Penerbangan Jakarta–Montreal, lebih dari 21 jam dengan dua kali transit di Hong Kong dan Vancouver, cukup membuat kaki kaku dan jam tidur acak-acakan. Namun, aku tak tertarik berlama-lama di kota yang menjadi sumber petaka dalam hidupku. Coba aku berada di Praha, Santorini, atau Barcelona, akan kusisir habis tiap sudut kota dan kucicipi kulinernya seperti saran yang ditulis di buku atau situs Lonely Planet.

Semburan angin akhir November menerpa wajahku, saat turun dari bus. Rasanya seperti diguyur segelas air es, membuatku merasa beku sekejap. Segera kutarik ritsleting coat musim dingin dan menegakkan kerahnya hingga menutupi leher. Kubenahi syal  hingga menutupi telinga dan leher agar tak ada celah sedikit pun bagi angin untuk menyentuh kulitku.
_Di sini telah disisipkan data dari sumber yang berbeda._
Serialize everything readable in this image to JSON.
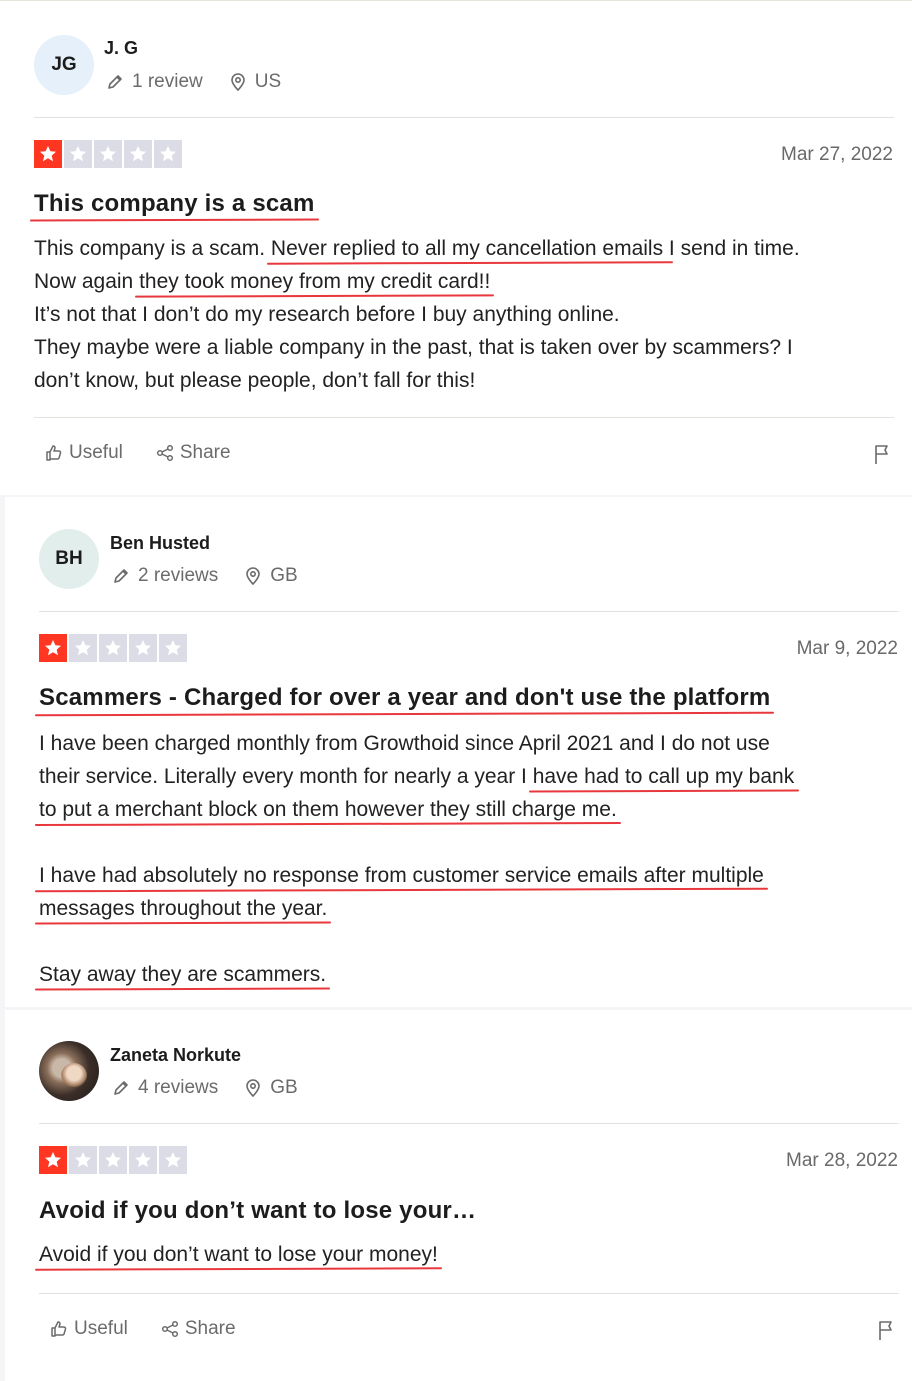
{
  "colors": {
    "star_red": "#ff3722",
    "star_gray": "#dcdce6",
    "underline": "#e8383d"
  },
  "reviews": [
    {
      "initials": "JG",
      "avatar_bg": "#e6f0fb",
      "name": "J. G",
      "reviews_count": "1 review",
      "country": "US",
      "rating": 1,
      "date": "Mar 27, 2022",
      "title": "This company is a scam",
      "body": [
        [
          "This company is a scam. ",
          "Never replied to all my cancellation emails ",
          "I send in time."
        ],
        [
          "Now again ",
          "they took money from my credit card!!",
          ""
        ],
        [
          "It’s not that I don’t do my research before I buy anything online.",
          "",
          ""
        ],
        [
          "They maybe were a liable company in the past, that is taken over by scammers? I",
          "",
          ""
        ],
        [
          "don’t know, but please people, don’t fall for this!",
          "",
          ""
        ]
      ],
      "useful_label": "Useful",
      "share_label": "Share"
    },
    {
      "initials": "BH",
      "avatar_bg": "#e1eeeb",
      "name": "Ben Husted",
      "reviews_count": "2 reviews",
      "country": "GB",
      "rating": 1,
      "date": "Mar 9, 2022",
      "title": "Scammers - Charged for over a year and don't use the platform",
      "body": [
        [
          "I have been charged monthly from Growthoid since April 2021 and I do not use",
          "",
          ""
        ],
        [
          "their service. Literally every month for nearly a year I ",
          "have had to call up my bank",
          ""
        ],
        [
          "",
          "to put a merchant block on them however they still charge me.",
          ""
        ],
        [
          "",
          "",
          ""
        ],
        [
          "",
          "I have had absolutely no response from customer service emails after multiple",
          ""
        ],
        [
          "",
          "messages throughout the year.",
          ""
        ],
        [
          "",
          "",
          ""
        ],
        [
          "",
          "Stay away they are scammers.",
          ""
        ]
      ]
    },
    {
      "initials": "",
      "name": "Zaneta Norkute",
      "reviews_count": "4 reviews",
      "country": "GB",
      "rating": 1,
      "date": "Mar 28, 2022",
      "title": "Avoid if you don’t want to lose your…",
      "body": [
        [
          "",
          "Avoid if you don’t want to lose your money!",
          ""
        ]
      ],
      "useful_label": "Useful",
      "share_label": "Share"
    }
  ]
}
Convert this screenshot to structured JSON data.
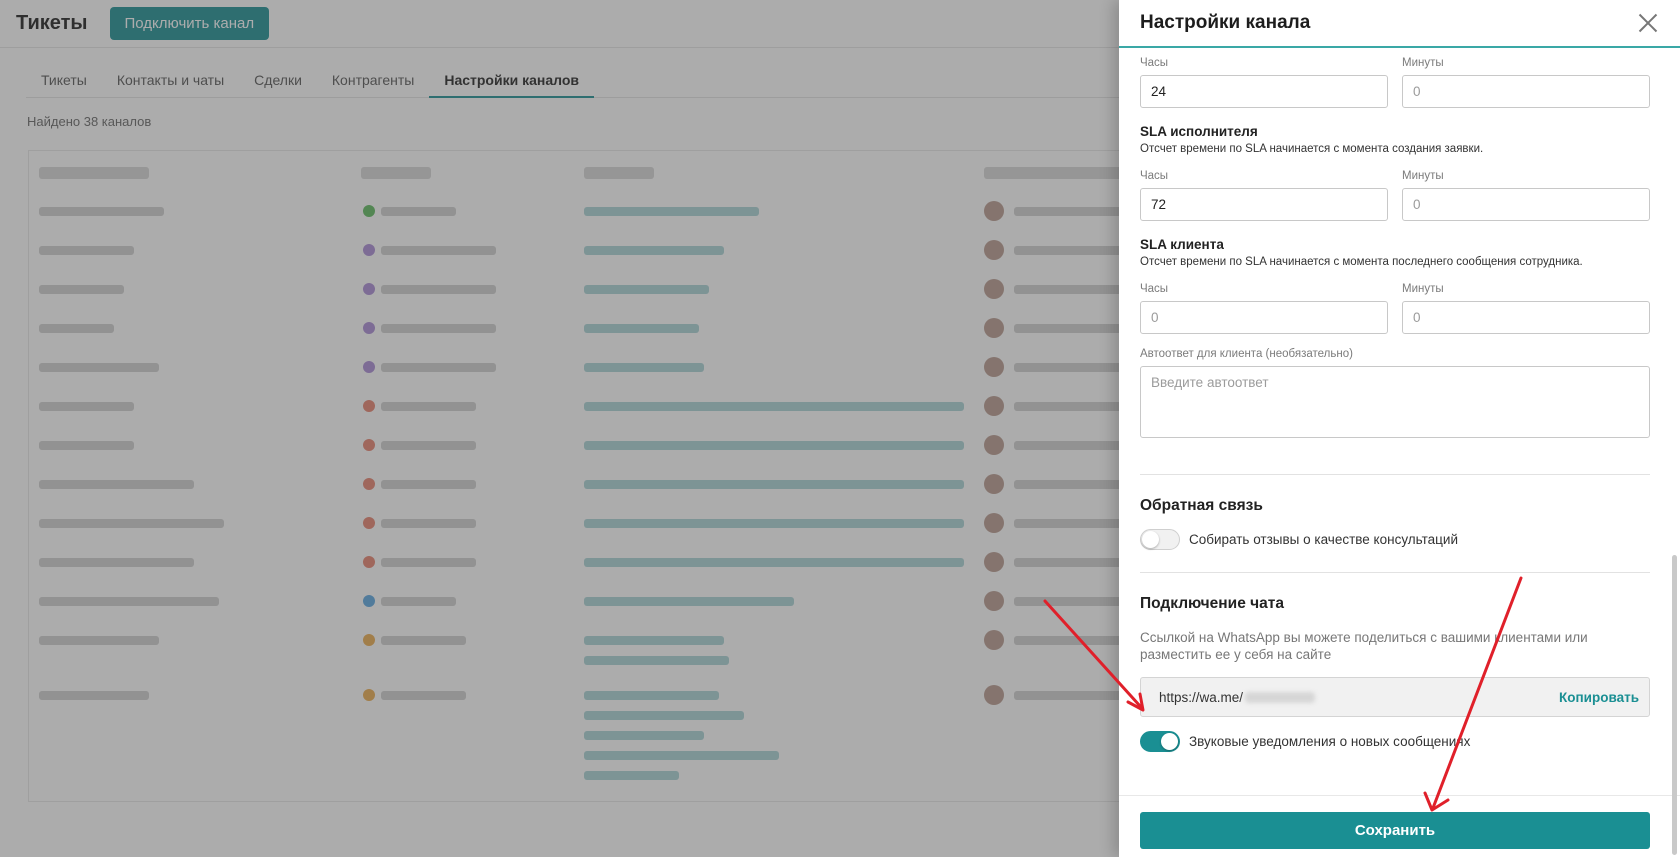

“Bisakah waktunya diubah ke musim semi agar udara lebih hangat,”  protesku pada Ayah, setelah kucari tahu dan kutemukan suhu udara di kota itu lebih dingin dari freezer kulkas yang hanya 0 derajat Celsius. Tapi, Ayah tetap bersiteguh aku harus pergi musim dingin sesuai wasiat yang ditulis Ibu. “Kamu pernah mengalami 10 kali musim dingin. Jadi, suhu dingin tak akan masalah bagimu.”

Ayah mengatakan itu ketika aku agak menggerutu harus membawa perlengkapan berat seperti sepatu bot, sweater, dan jaket musim dingin. Dengan pakaian lengkap seperti ini, tetap saja membuatku tidak nyaman berada di luar ruangan. Ditambah pemandangan di bukit ini yang kerontang dan beku. Hanya ada jejeran pohon dengan batang dan ranting yang daun-daunnya untuk sementara digantikan oleh serpih-serpih salju yang memantulkan cahaya.